The overarching goal of the Bill is to protect more of the spaces and features which are important to people and nature, without hindering the development of much-needed housing and local infrastructure. This Bill does that by:  

  • Introducing ‘Sites Locally Important for Ecology’, which communities can designate to protect important local nature areas.
  • Prioritising treatment and management of trees over cutting down. Where trees do have to be cut down, there will be a duty to replant, and an additional duty on public bodies to provide an arborist’s report. 
  • Changing the tree preservation order process. Stakeholders suggest that one of the primary reasons for the poor uptake in the current tree preservation orders process is that the order itself represents an ‘all-or-nothing’ decision; once it has been granted, it is very difficult to remove, which leads to more caution in granting them. People will be allowed to appeal decisions where there has been a refusal to allow for works involving the tree.  
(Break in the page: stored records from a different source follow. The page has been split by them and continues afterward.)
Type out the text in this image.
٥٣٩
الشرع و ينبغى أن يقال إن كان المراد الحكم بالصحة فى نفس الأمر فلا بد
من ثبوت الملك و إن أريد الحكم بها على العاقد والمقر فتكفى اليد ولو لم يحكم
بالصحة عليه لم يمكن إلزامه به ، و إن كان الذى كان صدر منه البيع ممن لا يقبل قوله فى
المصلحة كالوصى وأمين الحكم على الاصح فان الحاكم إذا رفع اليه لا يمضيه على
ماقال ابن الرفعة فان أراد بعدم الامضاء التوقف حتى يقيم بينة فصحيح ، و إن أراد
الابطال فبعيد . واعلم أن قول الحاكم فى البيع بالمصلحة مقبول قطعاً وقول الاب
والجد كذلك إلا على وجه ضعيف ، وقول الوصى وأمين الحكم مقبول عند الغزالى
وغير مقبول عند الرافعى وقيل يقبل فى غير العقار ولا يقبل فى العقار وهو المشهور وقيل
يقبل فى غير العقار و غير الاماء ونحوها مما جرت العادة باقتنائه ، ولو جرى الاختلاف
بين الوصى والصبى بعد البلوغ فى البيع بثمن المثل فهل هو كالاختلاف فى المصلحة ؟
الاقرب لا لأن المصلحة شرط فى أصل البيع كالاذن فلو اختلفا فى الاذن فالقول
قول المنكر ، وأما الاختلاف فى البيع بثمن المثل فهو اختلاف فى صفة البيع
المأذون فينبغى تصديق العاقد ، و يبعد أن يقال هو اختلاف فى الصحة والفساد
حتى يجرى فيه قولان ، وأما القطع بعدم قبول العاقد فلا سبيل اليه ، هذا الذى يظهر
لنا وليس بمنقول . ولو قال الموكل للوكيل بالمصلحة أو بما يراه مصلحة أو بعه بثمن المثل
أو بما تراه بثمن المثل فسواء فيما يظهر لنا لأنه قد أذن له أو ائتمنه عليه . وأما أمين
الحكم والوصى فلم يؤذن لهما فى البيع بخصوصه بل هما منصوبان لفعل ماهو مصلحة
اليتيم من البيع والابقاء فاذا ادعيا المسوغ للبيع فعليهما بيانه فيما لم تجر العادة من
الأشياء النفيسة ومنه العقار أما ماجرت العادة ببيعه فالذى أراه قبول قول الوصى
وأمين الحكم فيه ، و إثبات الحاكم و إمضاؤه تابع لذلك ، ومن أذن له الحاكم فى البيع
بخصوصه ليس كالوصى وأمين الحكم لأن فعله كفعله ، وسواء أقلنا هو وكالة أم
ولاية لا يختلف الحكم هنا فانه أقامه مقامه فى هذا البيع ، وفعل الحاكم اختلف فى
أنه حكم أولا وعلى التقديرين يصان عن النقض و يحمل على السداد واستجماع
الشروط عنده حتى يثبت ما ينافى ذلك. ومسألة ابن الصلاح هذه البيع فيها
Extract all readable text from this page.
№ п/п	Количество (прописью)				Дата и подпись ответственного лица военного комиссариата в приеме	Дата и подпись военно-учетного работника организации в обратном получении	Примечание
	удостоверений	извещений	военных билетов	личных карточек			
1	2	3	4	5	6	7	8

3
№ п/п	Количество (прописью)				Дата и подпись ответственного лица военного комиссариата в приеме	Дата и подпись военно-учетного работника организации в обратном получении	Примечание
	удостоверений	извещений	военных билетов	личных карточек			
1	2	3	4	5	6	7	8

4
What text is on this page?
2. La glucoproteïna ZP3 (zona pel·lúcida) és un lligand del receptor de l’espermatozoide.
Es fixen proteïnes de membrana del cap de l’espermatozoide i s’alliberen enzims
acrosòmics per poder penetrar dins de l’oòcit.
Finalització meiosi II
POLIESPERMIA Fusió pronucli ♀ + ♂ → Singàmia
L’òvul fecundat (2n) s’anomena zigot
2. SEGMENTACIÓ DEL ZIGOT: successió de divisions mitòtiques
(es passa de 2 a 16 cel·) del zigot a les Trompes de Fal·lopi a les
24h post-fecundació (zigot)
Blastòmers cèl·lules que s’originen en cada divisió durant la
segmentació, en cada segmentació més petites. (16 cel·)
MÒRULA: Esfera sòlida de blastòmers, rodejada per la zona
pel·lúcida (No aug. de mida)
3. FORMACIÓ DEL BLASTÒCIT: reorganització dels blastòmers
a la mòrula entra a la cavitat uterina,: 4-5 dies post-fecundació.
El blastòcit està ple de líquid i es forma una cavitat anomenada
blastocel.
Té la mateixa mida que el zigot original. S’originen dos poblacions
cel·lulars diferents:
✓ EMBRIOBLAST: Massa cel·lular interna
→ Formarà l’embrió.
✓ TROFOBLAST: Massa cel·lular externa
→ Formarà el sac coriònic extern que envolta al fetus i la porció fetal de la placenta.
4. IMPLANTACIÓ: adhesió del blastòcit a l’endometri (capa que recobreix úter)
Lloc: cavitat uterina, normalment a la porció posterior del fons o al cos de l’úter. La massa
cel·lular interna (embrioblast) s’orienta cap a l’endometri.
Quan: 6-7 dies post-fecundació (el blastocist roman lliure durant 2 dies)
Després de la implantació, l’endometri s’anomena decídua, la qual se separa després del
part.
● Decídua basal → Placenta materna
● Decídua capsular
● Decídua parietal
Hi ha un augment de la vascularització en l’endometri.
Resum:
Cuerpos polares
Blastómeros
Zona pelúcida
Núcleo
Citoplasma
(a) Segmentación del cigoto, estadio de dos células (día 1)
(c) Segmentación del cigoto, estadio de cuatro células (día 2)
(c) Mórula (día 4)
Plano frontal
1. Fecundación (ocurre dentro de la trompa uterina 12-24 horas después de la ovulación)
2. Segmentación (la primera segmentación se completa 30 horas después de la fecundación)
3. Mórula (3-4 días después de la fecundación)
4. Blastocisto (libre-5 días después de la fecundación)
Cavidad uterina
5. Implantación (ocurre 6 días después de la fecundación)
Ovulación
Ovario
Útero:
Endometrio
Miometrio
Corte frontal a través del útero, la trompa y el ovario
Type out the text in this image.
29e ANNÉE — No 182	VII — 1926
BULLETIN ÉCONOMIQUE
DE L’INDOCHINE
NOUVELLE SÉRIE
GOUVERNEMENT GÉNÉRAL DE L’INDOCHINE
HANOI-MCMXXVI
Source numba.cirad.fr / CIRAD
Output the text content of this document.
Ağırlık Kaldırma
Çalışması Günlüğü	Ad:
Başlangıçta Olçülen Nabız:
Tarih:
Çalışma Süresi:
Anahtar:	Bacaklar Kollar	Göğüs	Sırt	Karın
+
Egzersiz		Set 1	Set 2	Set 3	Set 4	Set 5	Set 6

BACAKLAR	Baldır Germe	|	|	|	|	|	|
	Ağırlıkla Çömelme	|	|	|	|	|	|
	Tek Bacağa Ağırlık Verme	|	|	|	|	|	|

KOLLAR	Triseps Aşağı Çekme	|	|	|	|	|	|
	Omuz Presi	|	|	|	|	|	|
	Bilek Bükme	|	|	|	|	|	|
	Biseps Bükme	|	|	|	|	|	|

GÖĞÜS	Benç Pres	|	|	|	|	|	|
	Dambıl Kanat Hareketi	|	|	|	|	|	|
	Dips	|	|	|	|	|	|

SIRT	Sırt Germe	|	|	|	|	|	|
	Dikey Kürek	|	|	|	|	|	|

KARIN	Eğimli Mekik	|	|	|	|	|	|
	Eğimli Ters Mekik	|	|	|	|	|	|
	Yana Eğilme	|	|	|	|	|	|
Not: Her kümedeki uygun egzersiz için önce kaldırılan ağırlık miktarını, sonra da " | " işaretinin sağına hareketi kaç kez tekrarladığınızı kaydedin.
Regarding the new protections for urban trees, Deputy Matthews added:“There are only 164 TPOs in force in Ireland relating to areas or individual trees. Over a quarter of these relate to Wicklow alone and only 16 of the 31 Local Authorities have a record of TPOs.At the same time, Local Authorities have been cutting down thousands of trees every year. This trend is in the wrong direction for what we are scientifically and legally required to do. International and EU laws mean that we are legally required to increase our green urban areas. This Bill is a step in that direction. This Bill will allow us to protect trees based on their climate, flood risk and air quality benefits, rather than the current narrow definition of ‘amenity value’.”   The Green Party has consistently argued for the protection and expansion of our natural sites and trees. Our 1987 General Election Manifesto called for “parks, arbours, canals, river-banks, wildlife habitats and other amenities be protected and expanded where possible, with special emphasis on tree planting”.